宇文泽站在树下,看著那些象徵著国公府体面的嫁妆,一件件被抬离这方小院,往他的私库去。
阳光照在他脸上,明明灭灭,看不出喜怒。
一炷香后。
“呼~呼~”
独孤弥罗踉蹌著衝进院子,胸口剧烈起伏,气都喘不匀。
“如此急作甚?”宇文泽见状,明知故问道,“夫人,你怎么前来了?”
独孤弥罗的声音嘶哑,带著躁鬱,眼神扫过空荡荡的院子,最后落在院门口那串新鲜的脚印上,开门见山地问道:“世子,我的嫁妆呢?”
“这儿呢!”
宇文泽不慌不忙,抬起手来,轻轻晃了晃掌中的册子,笑道。
顿了顿,又继续道:“为夫起得早,就替夫人清点入库了!”
“以免堆砌在此,有什么遗漏的。。。。。”
面不红心不跳。
说得那叫一个振振有词,理直气壮。
“那是我的嫁妆!”独孤弥罗咬牙,带著无尽的愤怒与委屈,厉声道。
歷来的规矩皆是,女家財產隨女入。
他凭什么能动?
“咱们夫妻一体,又何需分你我呢?”
宇文泽冷笑一声,起身走到面前,居高临下地看著她,指尖轻佻地划过女人的鬢角:“夫人的就是为夫的,为夫的就是夫人的!”
拿都拿了还想让他吐出来?
白日做梦呢!
还真是不要脸至极!他到底是跟谁学的?。。。。。。。。。独孤弥罗闻言,心中忍不住骂骂咧咧,沉声道:“你。。。。。”

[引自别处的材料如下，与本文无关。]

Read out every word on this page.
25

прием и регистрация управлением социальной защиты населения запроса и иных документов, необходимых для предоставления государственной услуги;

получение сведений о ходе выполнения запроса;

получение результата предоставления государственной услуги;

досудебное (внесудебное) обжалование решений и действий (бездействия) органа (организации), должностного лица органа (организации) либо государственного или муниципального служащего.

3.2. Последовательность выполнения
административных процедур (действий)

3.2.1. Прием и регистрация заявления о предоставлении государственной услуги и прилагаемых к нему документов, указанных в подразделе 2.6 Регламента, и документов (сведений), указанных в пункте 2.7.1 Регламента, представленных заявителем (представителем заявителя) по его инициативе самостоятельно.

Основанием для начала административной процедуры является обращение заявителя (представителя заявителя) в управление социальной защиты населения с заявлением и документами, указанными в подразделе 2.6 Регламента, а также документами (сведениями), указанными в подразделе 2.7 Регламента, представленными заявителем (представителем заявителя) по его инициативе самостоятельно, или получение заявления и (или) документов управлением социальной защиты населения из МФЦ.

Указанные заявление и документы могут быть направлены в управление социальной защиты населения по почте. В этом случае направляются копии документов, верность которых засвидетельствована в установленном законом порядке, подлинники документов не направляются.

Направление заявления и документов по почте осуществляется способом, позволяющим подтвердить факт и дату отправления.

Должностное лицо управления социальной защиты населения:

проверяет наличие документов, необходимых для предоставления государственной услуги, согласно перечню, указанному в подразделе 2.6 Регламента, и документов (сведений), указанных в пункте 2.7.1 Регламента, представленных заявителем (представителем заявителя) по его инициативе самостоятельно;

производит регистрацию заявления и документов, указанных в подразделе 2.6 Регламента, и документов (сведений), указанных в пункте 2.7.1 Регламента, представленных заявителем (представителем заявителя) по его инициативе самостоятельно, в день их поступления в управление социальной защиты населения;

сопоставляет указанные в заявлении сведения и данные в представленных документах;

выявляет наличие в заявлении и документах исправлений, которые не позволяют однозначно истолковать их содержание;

只是刚一开口,就被芳姿適时上前打断:“世子,世子妃,该去拜见王爷及一眾长辈了!”
“父亲脾气不好,这事儿可不能怠慢迟了!”
宇文泽接过话茬,催促道:“走吧,咱们赶紧去!”
根本不给独孤弥罗继续说话的机会。
旋即,宇文泽便拽著她,前往了正厅。
宇文沪、宇文横等早已在此。
拜见与训话,足足进行了一个半时辰才结束。
独孤弥罗早已饿得飢肠轆轆,疲惫不堪。
“世子妃,您这都一上午水米未进了。。。。。”
侍女芳姿適时上前,极为体贴地端来了一碗燕窝羹:“厨房熬了燕窝羹,您用些吧!”